What is the most challenging part of your job?

Undoubtably the most challenging part of the job is seeing the children suffer and feel unwell. It can be distressing and hard to ‘switch-off’ at times.

Thankfully we work within a supportive team and it is good to share concerns.

Karen Thomas talks about her role.

Work Experience: I recently graduated from Leeds University in the summer of 2011 with a BA in English Language. Being fresh out of the education system myself means I understand the current academic processes and issues that the young people I work with may be going through and can guide them using my own personal experiences. Outside of my degree I have spent a great deal of time working with young people of all ages, through many outlets including the running of summer play schemes and volunteering as a leader at a Guide unit back at home in Birkenhead.

Why did you choose this job? Education is an incredibly important part of carving a future full of opportunities and I firmly believe that everybody should be entitled to the same access and opportunities despite any setbacks they may be facing in other areas of their lives. When I saw this position advertised I thought it was such a vitally important role, and a great opportunity to really help young people whose education may be suffering through no fault of their own as a result of their cancer diagnosis and treatment.

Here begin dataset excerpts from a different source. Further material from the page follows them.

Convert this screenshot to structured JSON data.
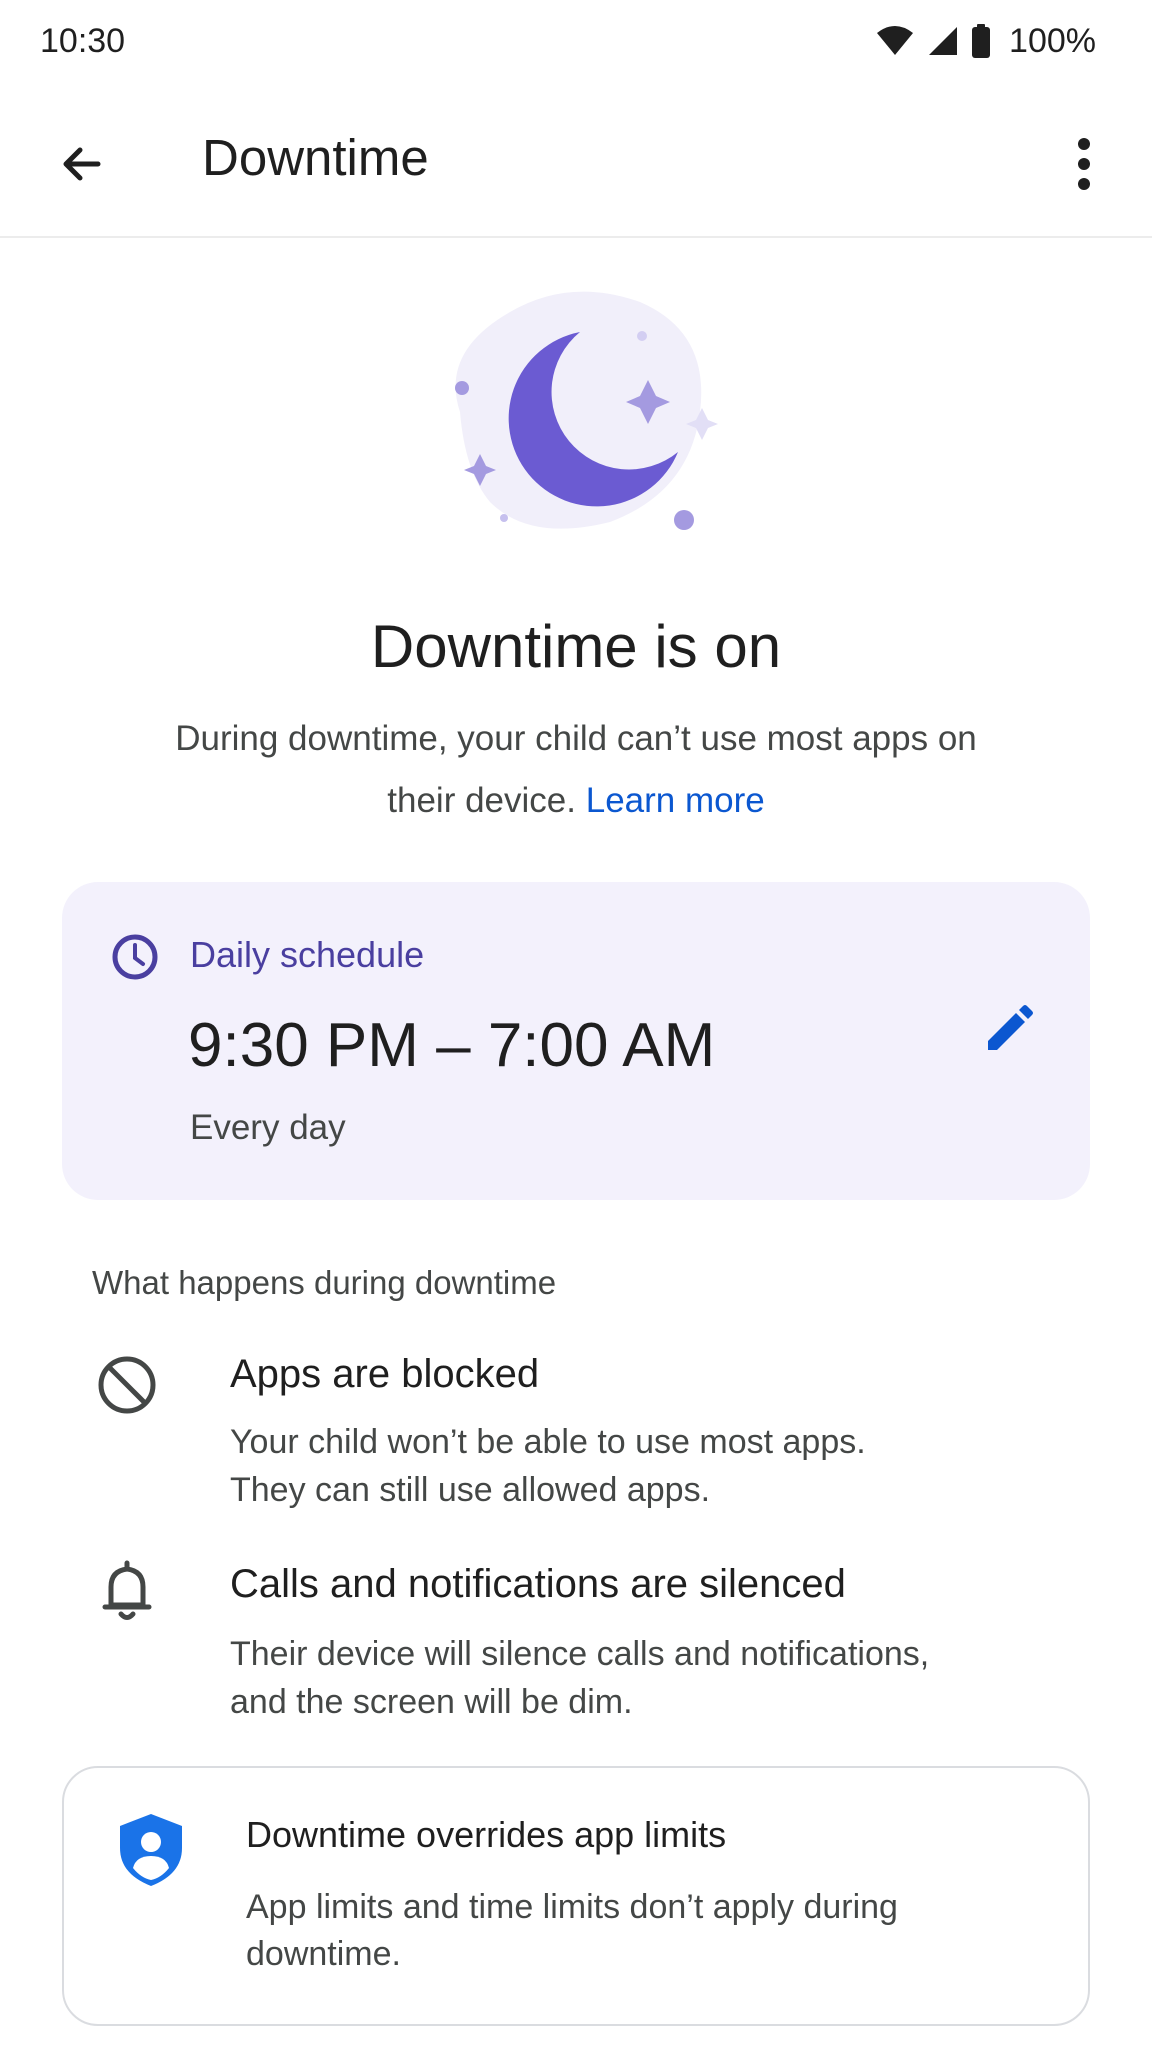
{
  "status_bar": {
    "time": "10:30",
    "battery": "100%",
    "icons": [
      "wifi-icon",
      "cell-signal-icon",
      "battery-icon"
    ]
  },
  "app_bar": {
    "title": "Downtime",
    "back_icon": "arrow-back-icon",
    "menu_icon": "more-vert-icon"
  },
  "hero": {
    "icon": "moon-illustration",
    "headline": "Downtime is on",
    "description": "During downtime, your child can’t use most apps on their device.",
    "learn_more": "Learn more"
  },
  "schedule": {
    "label": "Daily schedule",
    "time_range": "9:30 PM – 7:00 AM",
    "repeat": "Every day",
    "icon": "clock-icon",
    "edit_icon": "edit-icon"
  },
  "section": {
    "header": "What happens during downtime",
    "items": [
      {
        "icon": "block-icon",
        "title": "Apps are blocked",
        "body_line1": "Your child won’t be able to use most apps.",
        "body_line2": "They can still use allowed apps."
      },
      {
        "icon": "bell-icon",
        "title": "Calls and notifications are silenced",
        "body_line1": "Their device will silence calls and notifications,",
        "body_line2": "and the screen will be dim."
      }
    ]
  },
  "override_card": {
    "icon": "shield-person-icon",
    "title": "Downtime overrides app limits",
    "body_line1": "App limits and time limits don’t apply during",
    "body_line2": "downtime."
  },
  "colors": {
    "accent": "#6a5acd",
    "link": "#0b57d0",
    "card_bg": "#f3f1fc",
    "shield": "#1a73e8"
  }
}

What does the job involve? Oncology patients often find that they are missing out on attending school or college for extended periods of time while they are undergoing treatment. The main part of my job is ensuring that school and college aged students are still receiving the same access to their studies as their peers. This involves liaising with the schools to make sure that we are delivering lessons which are appropriate to what is happening in school, as well as working with nurse specialists, social workers and other professional bodies to make sure that appropriate measures are put in place to make sure that the student can get into school as much as possible. Another part of my job is working with young people who want to further their education through university or an apprenticeship course. For example, I am currently working with a young person whose cancer diagnosis has given him motivation to gain qualifications so that he can support himself in the future and so at the moment I am helping him research Mechanics courses.

What is the most interesting part of the job? The job involves so much interaction and building relationships with the young people on the wards. Often during treatment, education can be the last thing on a patient’s mind, and so an important and really enjoyable part of my role is to spend time engaging with the young people by taking part in activities on the wards or just being there for a chat so that they know who I am and feel comfortable about approaching me for advice and guidance when they are ready.

What is the most challenging part of the job? Naturally, seeing these young people who are often of quite a similar age to me going through something as difficult as cancer is extremely tough. Seeing their day to day lives being put on hold due to their treatment can be very difficult but the strength and determination most patients have to carry on with learning as well as bringing fun and laughter to the wards is incredibly admirable and a pleasure to see.